A few months ago, in March 2023, when resolving the contradiction of criteria 413/2022, the Second Chamber of the Supreme Court of Justice of the Nation (List of Communications ((scjn.gob.mx)) ruled that based on the interpretation of articles 1, 1-B, 5, 17, and 18 of the Value Added Tax Law (LIVA), compensation, applicable in civil matters, is not a form of VAT payment, nor does it give rise to a request for a refund of the favorable balance or tax credit. Compensation only determines when the VAT obligation arises, but it does not generate its credit, as the VAT must have been effectively paid to the tax authority for that purpose.

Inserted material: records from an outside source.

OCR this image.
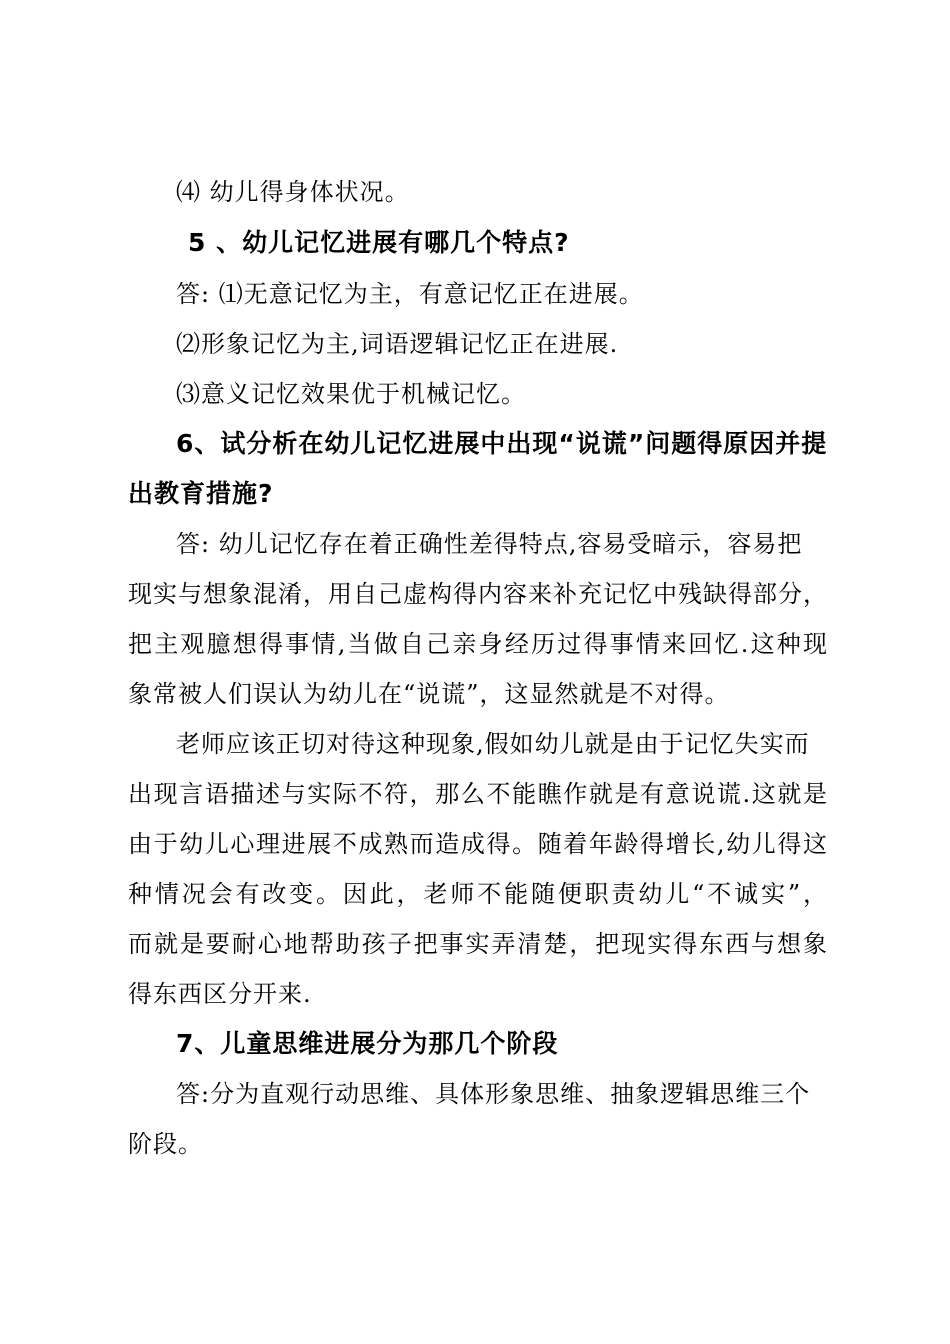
⑷ 幼儿得身体状况。
5 、幼儿记忆进展有哪几个特点?
答: ⑴无意记忆为主，有意记忆正在进展。
⑵形象记忆为主,词语逻辑记忆正在进展.
⑶意义记忆效果优于机械记忆。
6、试分析在幼儿记忆进展中出现“说谎”问题得原因并提
出教育措施?
答: 幼儿记忆存在着正确性差得特点,容易受暗示，容易把
现实与想象混淆，用自己虚构得内容来补充记忆中残缺得部分，
把主观臆想得事情,当做自己亲身经历过得事情来回忆.这种现
象常被人们误认为幼儿在“说谎”，这显然就是不对得。
老师应该正切对待这种现象,假如幼儿就是由于记忆失实而
出现言语描述与实际不符，那么不能瞧作就是有意说谎.这就是
由于幼儿心理进展不成熟而造成得。随着年龄得增长,幼儿得这
种情况会有改变。因此，老师不能随便职责幼儿“不诚实”，
而就是要耐心地帮助孩子把事实弄清楚，把现实得东西与想象
得东西区分开来.
7、儿童思维进展分为那几个阶段
答:分为直观行动思维、具体形象思维、抽象逻辑思维三个
阶段。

Likewise, it was determined that, according to the provisions of tax laws, compensation only occurs in the relationships between taxpayers and the tax authority, not between taxpayers themselves, since Article 2192, section VIII, of the Federal Civil Code establishes that the offsetting of tax debts is not allowed. Therefore, civil compensation is a way of determining when the consideration for services rendered and the obligation to pay the tax are effectively understood as received, but it does not serve to pay the tax. In that sense, it should not be argued or considered that civil compensation is a form of VAT payment, as it would equate to confusing the moment when the obligation to pay the tax arises with the extinction or conclusion of that same obligation. In other words, it would be leaving it to the discretion of individuals providing independent services to extinguish the obligation to pay VAT through civil compensation, which, as mentioned earlier, is prohibited by the Federal Civil Code.
In this regard, it was resolved that the criterion to be upheld as jurisprudence is thesis number 2a./J. 19/2023 (11a.), under the heading “Value Added Tax. Civil Compensation is not a means of payment nor does it give rise to a request for a refund of the favorable balance or tax credit (Legislation in force in the 2019 and 2020 fiscal years),” published on Friday, May 12, 2023, in the Judicial Weekly of the Federation and, consequently, it is considered mandatory from Monday, May 15, 2023. Detail – Thesis – 2026404 (scjn.gob.mx), for all jurisdictional bodies in matters or controversies on this subject.
From the aforementioned criterion, it is understood that the judicial body considers that the primary or principal debt is the civil one, and that the tax is a fiscal debt that is not covered by compensation. Therefore, the taxpayer must pay the tax to the tax authority, without taking into account the transfer of the tax and, in some cases, the debtor owes the creditor a global or total debt that includes the tax. However, as mentioned, the jurisprudence already exists and is mandatory, so it is important to take it into account and, if necessary, avoid compensation transactions that credit or transfer VAT. Under the understanding that jurisprudence can be invoked and applied, the tax authority may reject refunds granted without exercising verification powers, in addition to making observations regarding the determinable VAT in monthly payments. Furthermore, if it were to deny the creditable VAT, it may also seek to reject income tax deductions related to said VAT.
No VAT crediting in liability capitalization.
Similarly, on May 12, 2023, the isolated thesis of the Tenth Collegiate Court in Administrative Matters of the First Circuit was published in the Judicial Weekly of the Federation, determining that for the admissibility of VAT crediting and refund of the favorable balance, the tax must be paid in cash, bank transfer, or check, which is also fulfilled when the tax is declared and paid to the tax authority, without authorizing the payment of the tax through the capitalization of liability or debts by issuing shares, as this is not authorized by Article 1-B of the LIVA. In this sense, if the intention is to cover the tax by issuing shares, it does not meet the requirements to be considered effectively paid, and therefore, the refund of the favorable balance that may be generated or its crediting does not apply. Thesis: I.10o.A.21 A (11a.) (scjn.gob.mx)
Regarding this, it is necessary to consider that the cited criterion is an isolated thesis and not jurisprudence, so while it is true that it is not a mandatory criterion, it also guides jurisdictional bodies in matters or controversies on the subject and they can apply it as long as there are no contrary mandatory criteria.